The first important lesson from the past year is that this revolt against the experts is not a fringe phenomenon driven by QAnon loons, hysterical anti-vaxxers and other untouchables. It is widespread and its consequences are already profound. On the surface, people are simply rejecting the authority of institutions such as the CDC, which now openly advocates for racial preferences and places political calculations before the public good. But beneath that rejection, there is a cultural shift at the level of animating beliefs.

For millions of people, a disenchantment has broken the spell which upheld their faith in rational, scientific knowledge as the best means to tame the natural chaos of reality and administer the business of society.
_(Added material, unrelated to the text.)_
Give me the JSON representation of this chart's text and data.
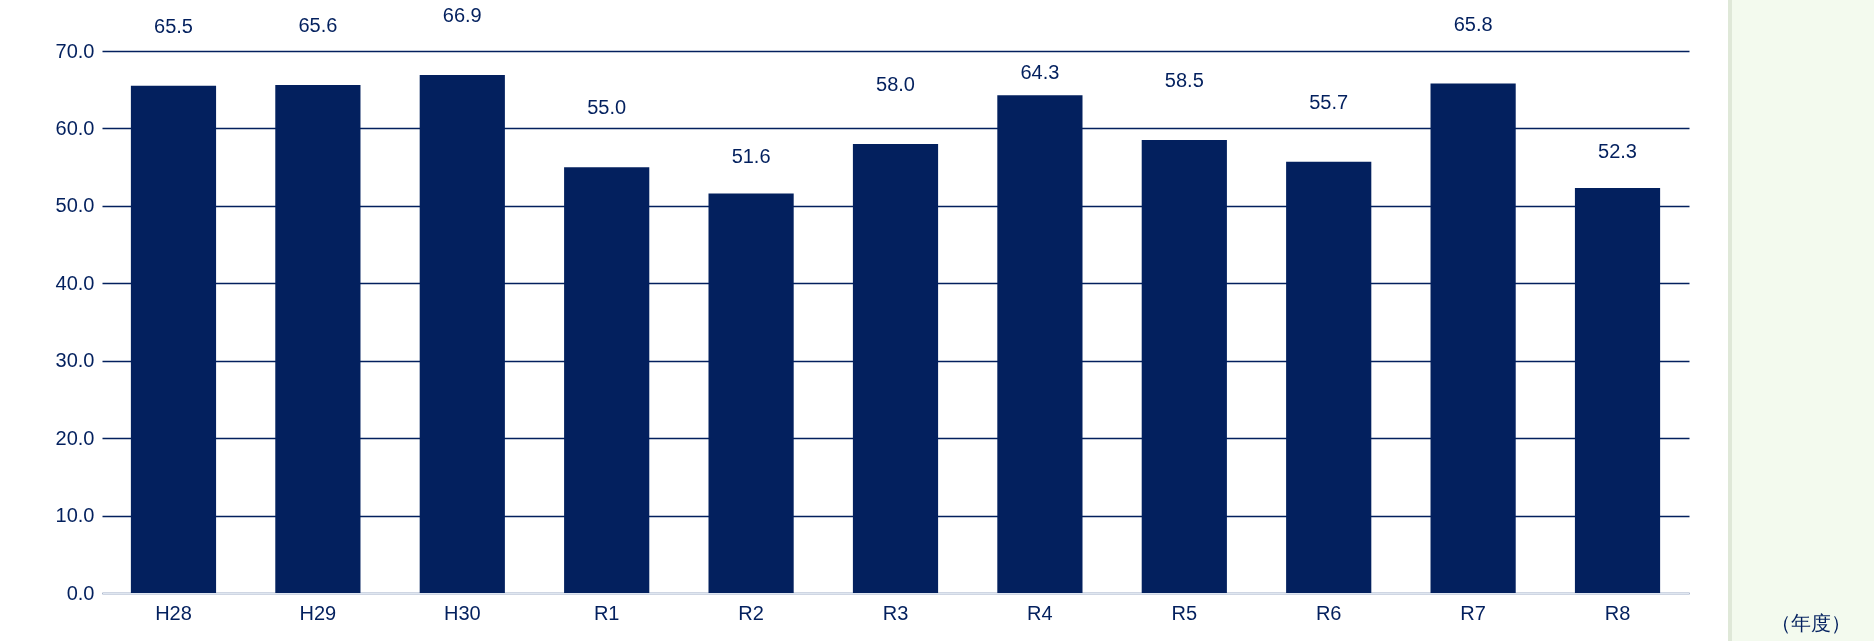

On top of all the other disenchantments undermining America’s founding myths, this one erodes the foundation on which the entire technocratic regime of modern society rests.

“I don’t know if there even is a virus!” I have to hand it to the incompetent public-health experts — if you can get my mildly-hypochondriacal mother to say things like that, you’ve really done a stellar job of screwing things up. To be sure, I understood that statement to be less of an epistemological manifesto and more a simple expression of frustration. The Lady of the House’s mother, though, is a former nurse, and she’s all in on the Great Barrington Declaration. Apparently there’s something of an Underground Railroad in their area for virus-skeptics — safe places to shop where anti-maskers won’t get ratted out, names of known snitches, etc. It would be a lot easier to feel exasperated by this had we not been treated to a year of galling hypocrisy from the people who opportunistically claim to be against this sort of “anti-science” behavior. But what do I know? A year ago, had you asked me, I would have guessed that something as serious as a global pandemic would have acted as a brake on our desire to wallow in virtual-reality kulturkampf. Instead, it turns out that the pandemic was an accelerator, and many, perhaps most of us love kulturkampf enough to risk our lives over it.

Pace this fellow, I think that there have been two parallel societies with different sets of foundational truths for a long time now; the pandemic was just the match tossed on a kerosene-soaked pile of debris. Probably this sort of tribalism has always been the norm, and the brief postwar interlude of a rational, technocratic, mostly-unified society will forever be the Garden of Progressive Eden from which we were cast out by our refusal to heed the experts. A myth for people who fancy themselves too sophisticated to believe in myths, in other words.